Obama reinventa a política americana

Barack Obama rompeu as barreiras raciais, lógicas e probabilísticas em sua caminhada rumo à Presidência, reelaborando o mapa eleitoral e mudando a maneira de se encarar a política nos Estados Unidos.

AFP |

Determinou na quarta-feira regras estritas de transparência à administração americana, que será isolada dos influentes grupos de pressão de Washington, ao mesmo tempo em que anunciou o congelamento dos salários de seus principais funcionários na Casa Branca. Segundo o governo, o teto salarial será de 100.000 dólares por ano.

"Houve segredos demais nesta cidade durante muito tempo", afirmou Obama, que fez campanha com o tema da "mudança em Washington".

"As regras antigas diziam que se existissem argumentos defensáveis para não revelar alguma coisa aos americanos, esta coisa não seria revelada. Esta era acabou", sentenciou, no dia seguinte à retirada da administração Bush, muito criticada por ter mantido em segredo informações que deveriam ter sido levadas a público.

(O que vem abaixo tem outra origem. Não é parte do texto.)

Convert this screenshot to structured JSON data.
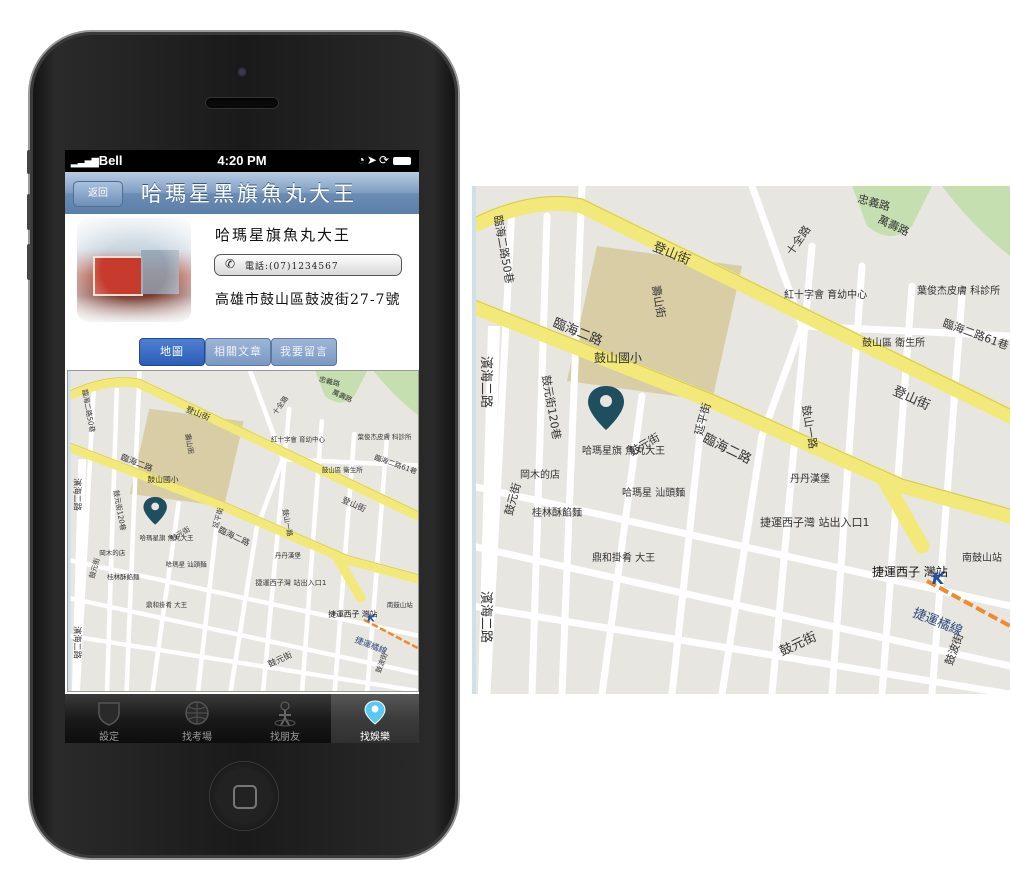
{
  "status_bar": {
    "carrier": "Bell",
    "time": "4:20 PM"
  },
  "nav": {
    "back_label": "返回",
    "title": "哈瑪星黑旗魚丸大王"
  },
  "shop": {
    "name": "哈瑪星旗魚丸大王",
    "phone_label": "電話:(07)1234567",
    "address": "高雄市鼓山區鼓波街27-7號"
  },
  "segment_tabs": [
    {
      "label": "地圖",
      "active": true
    },
    {
      "label": "相關文章",
      "active": false
    },
    {
      "label": "我要留言",
      "active": false
    }
  ],
  "tab_bar": [
    {
      "label": "設定",
      "icon": "shield-icon",
      "active": false
    },
    {
      "label": "找考場",
      "icon": "globe-icon",
      "active": false
    },
    {
      "label": "找朋友",
      "icon": "person-icon",
      "active": false
    },
    {
      "label": "找娛樂",
      "icon": "map-pin-icon",
      "active": true
    }
  ],
  "map": {
    "roads": {
      "r1": "臨海二路",
      "r2": "登山街",
      "r3": "鼓元街",
      "r4": "濱海二路",
      "r5": "鼓波街",
      "r6": "捷運橘線",
      "r7": "臨海二路61巷",
      "r8": "忠義路",
      "r9": "萬壽路",
      "r10": "十全路",
      "r11": "延平街",
      "r12": "壽山街",
      "r13": "鼓山一路",
      "r14": "臨海二路50巷",
      "r15": "鼓元街120巷"
    },
    "pois": {
      "p1": "鼓山國小",
      "p2": "紅十字會 育幼中心",
      "p3": "葉俊杰皮膚 科診所",
      "p4": "鼓山區 衛生所",
      "p5": "哈瑪星旗 魚丸大王",
      "p6": "岡木的店",
      "p7": "哈瑪星 汕頭麵",
      "p8": "桂林酥餡麵",
      "p9": "鼎和掛肴 大王",
      "p10": "丹丹漢堡",
      "p11": "捷運西子灣 站出入口1",
      "p12": "捷運西子 灣站",
      "p13": "南鼓山站"
    },
    "colors": {
      "major_road": "#f3e97a",
      "pin": "#1f4e5f",
      "school": "#d9cda6",
      "base": "#e8e6e1"
    }
  }
}
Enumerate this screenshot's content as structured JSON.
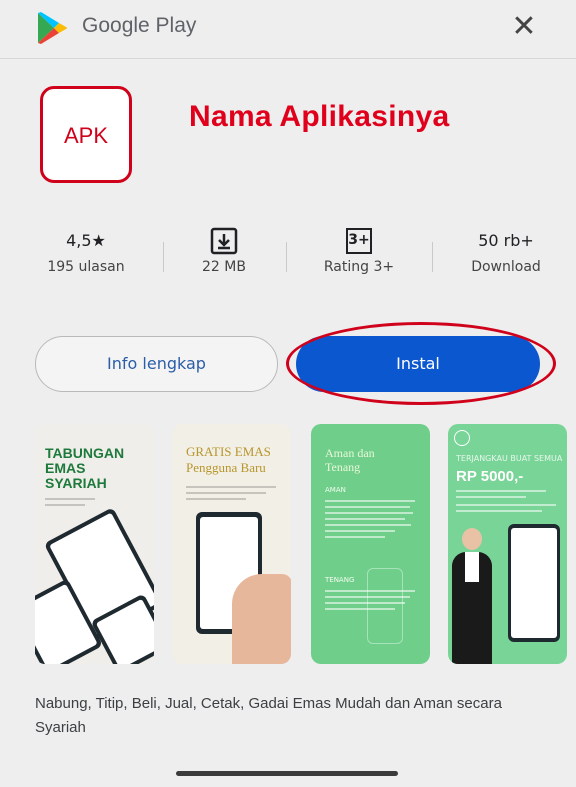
{
  "header": {
    "title": "Google Play",
    "close_icon": "close-icon"
  },
  "app": {
    "icon_text": "APK",
    "name": "Nama Aplikasinya",
    "highlight_color": "#d0021b"
  },
  "stats": [
    {
      "top": "4,5★",
      "bottom": "195 ulasan"
    },
    {
      "top_icon": "download-icon",
      "bottom": "22 MB"
    },
    {
      "top_icon": "age-rating-icon",
      "badge": "3+",
      "bottom": "Rating 3+"
    },
    {
      "top": "50 rb+",
      "bottom": "Download"
    }
  ],
  "buttons": {
    "info": "Info lengkap",
    "install": "Instal",
    "install_color": "#0b57d0"
  },
  "screenshots": [
    {
      "heading": "TABUNGAN EMAS SYARIAH"
    },
    {
      "heading": "GRATIS EMAS",
      "subheading": "Pengguna Baru"
    },
    {
      "heading": "Aman dan Tenang",
      "label1": "AMAN",
      "label2": "TENANG"
    },
    {
      "kicker": "TERJANGKAU BUAT SEMUA",
      "heading": "RP 5000,-"
    }
  ],
  "description": "Nabung, Titip, Beli, Jual, Cetak, Gadai Emas Mudah dan Aman secara Syariah"
}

"Eu mesmo, como presidente, me conformarei às novas normas de transparência", garantiu o presidente dos Estados Unidos, que assinou cinco decretos sobre o funcionamento de sua administração.

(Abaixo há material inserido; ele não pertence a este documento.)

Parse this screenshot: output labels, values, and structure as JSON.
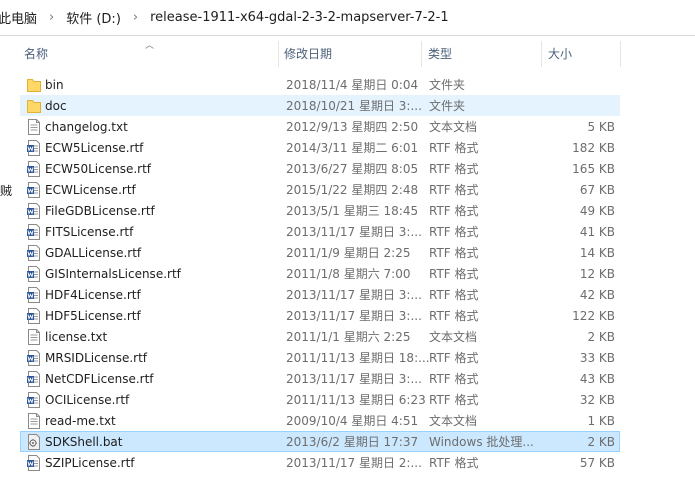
{
  "address": {
    "crumbs": [
      "此电脑",
      "软件 (D:)",
      "release-1911-x64-gdal-2-3-2-mapserver-7-2-1"
    ]
  },
  "header": {
    "name": "名称",
    "date": "修改日期",
    "type": "类型",
    "size": "大小"
  },
  "left_pane_fragment": "贼",
  "files": [
    {
      "name": "bin",
      "date": "2018/11/4 星期日 0:04",
      "type": "文件夹",
      "size": "",
      "icon": "folder-icon",
      "state": ""
    },
    {
      "name": "doc",
      "date": "2018/10/21 星期日 3:...",
      "type": "文件夹",
      "size": "",
      "icon": "folder-icon",
      "state": "hover"
    },
    {
      "name": "changelog.txt",
      "date": "2012/9/13 星期四 2:50",
      "type": "文本文档",
      "size": "5 KB",
      "icon": "text-file-icon",
      "state": ""
    },
    {
      "name": "ECW5License.rtf",
      "date": "2014/3/11 星期二 6:01",
      "type": "RTF 格式",
      "size": "182 KB",
      "icon": "rtf-file-icon",
      "state": ""
    },
    {
      "name": "ECW50License.rtf",
      "date": "2013/6/27 星期四 8:05",
      "type": "RTF 格式",
      "size": "165 KB",
      "icon": "rtf-file-icon",
      "state": ""
    },
    {
      "name": "ECWLicense.rtf",
      "date": "2015/1/22 星期四 2:48",
      "type": "RTF 格式",
      "size": "67 KB",
      "icon": "rtf-file-icon",
      "state": ""
    },
    {
      "name": "FileGDBLicense.rtf",
      "date": "2013/5/1 星期三 18:45",
      "type": "RTF 格式",
      "size": "49 KB",
      "icon": "rtf-file-icon",
      "state": ""
    },
    {
      "name": "FITSLicense.rtf",
      "date": "2013/11/17 星期日 3:...",
      "type": "RTF 格式",
      "size": "41 KB",
      "icon": "rtf-file-icon",
      "state": ""
    },
    {
      "name": "GDALLicense.rtf",
      "date": "2011/1/9 星期日 2:25",
      "type": "RTF 格式",
      "size": "14 KB",
      "icon": "rtf-file-icon",
      "state": ""
    },
    {
      "name": "GISInternalsLicense.rtf",
      "date": "2011/1/8 星期六 7:00",
      "type": "RTF 格式",
      "size": "12 KB",
      "icon": "rtf-file-icon",
      "state": ""
    },
    {
      "name": "HDF4License.rtf",
      "date": "2013/11/17 星期日 3:...",
      "type": "RTF 格式",
      "size": "42 KB",
      "icon": "rtf-file-icon",
      "state": ""
    },
    {
      "name": "HDF5License.rtf",
      "date": "2013/11/17 星期日 3:...",
      "type": "RTF 格式",
      "size": "122 KB",
      "icon": "rtf-file-icon",
      "state": ""
    },
    {
      "name": "license.txt",
      "date": "2011/1/1 星期六 2:25",
      "type": "文本文档",
      "size": "2 KB",
      "icon": "text-file-icon",
      "state": ""
    },
    {
      "name": "MRSIDLicense.rtf",
      "date": "2011/11/13 星期日 18:...",
      "type": "RTF 格式",
      "size": "33 KB",
      "icon": "rtf-file-icon",
      "state": ""
    },
    {
      "name": "NetCDFLicense.rtf",
      "date": "2013/11/17 星期日 3:...",
      "type": "RTF 格式",
      "size": "43 KB",
      "icon": "rtf-file-icon",
      "state": ""
    },
    {
      "name": "OCILicense.rtf",
      "date": "2011/11/13 星期日 6:23",
      "type": "RTF 格式",
      "size": "32 KB",
      "icon": "rtf-file-icon",
      "state": ""
    },
    {
      "name": "read-me.txt",
      "date": "2009/10/4 星期日 4:51",
      "type": "文本文档",
      "size": "1 KB",
      "icon": "text-file-icon",
      "state": ""
    },
    {
      "name": "SDKShell.bat",
      "date": "2013/6/2 星期日 17:37",
      "type": "Windows 批处理...",
      "size": "2 KB",
      "icon": "batch-file-icon",
      "state": "sel"
    },
    {
      "name": "SZIPLicense.rtf",
      "date": "2013/11/17 星期日 2:...",
      "type": "RTF 格式",
      "size": "57 KB",
      "icon": "rtf-file-icon",
      "state": ""
    }
  ],
  "colors": {
    "hover": "#e5f3ff",
    "selected": "#cce8ff",
    "selected_border": "#99d1ff",
    "folder": "#ffd766",
    "header_text": "#4c607a"
  }
}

Na quinta-feira, o presidente dos Estados Unidos assinou um decreto que ordena o fechamento do centro de detenção de Guantánamo num prazo de um ano, marcando a ruptura com a política controversa de luta contra o terrorismo de George W. Bush.

O presidente também assinou um outro decreto impondo aos Estados Unidos à conformação às convenções de Genebra e ao manual do exército americano no tratamento dos prisioneiros.

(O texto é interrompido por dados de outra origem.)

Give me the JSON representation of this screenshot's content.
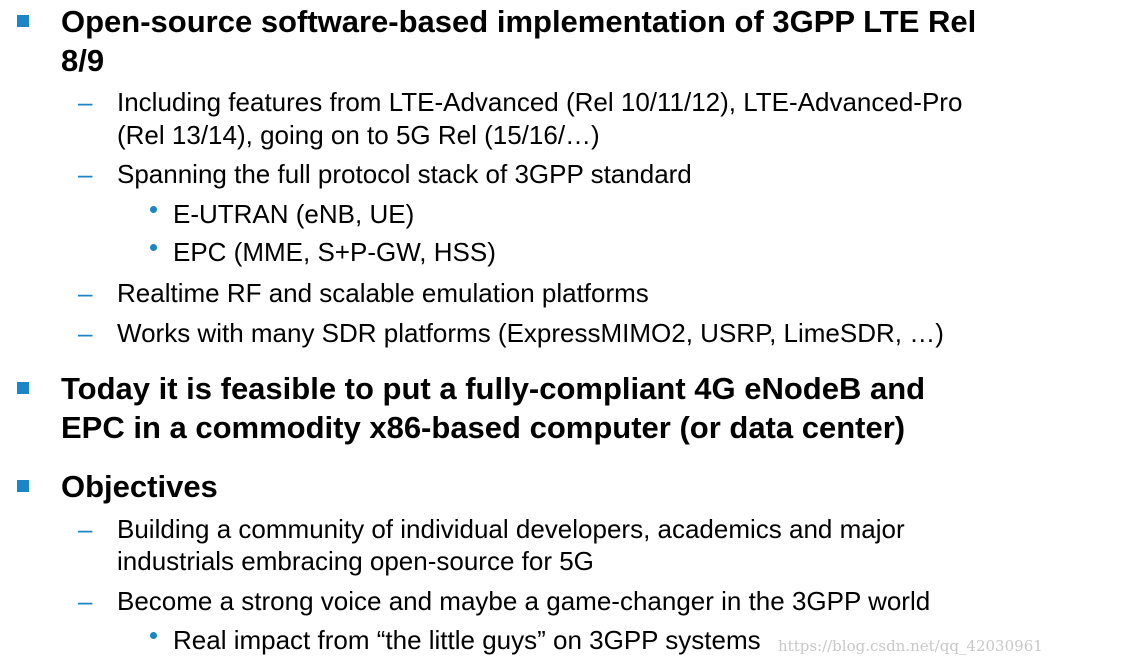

Com esses decretos "a mensagem que enviamos ao mundo, é a de que os Estados Unidos têm a intenção de prosseguir o combate, comprometidos, no entanto contra a violência e o terrorismo, o que faremos com vigilância, com eficácia, dentro do respeito a nossos valores e ideais", disse.

O pedido de Barack Obama para que fossem suspensos os julgamentos de Guantánamo, gerou aprovação unânime da comunidade internacional e aumentou a esperança de que a polêmica prisão seja fechada o mais rápido possível, como anunciou o novo presidente durante a campanha eleitoral.

O relator especial da ONU sobre a tortura, Manfred Nowak, disse que o gesto de Obama foi "muito positivo".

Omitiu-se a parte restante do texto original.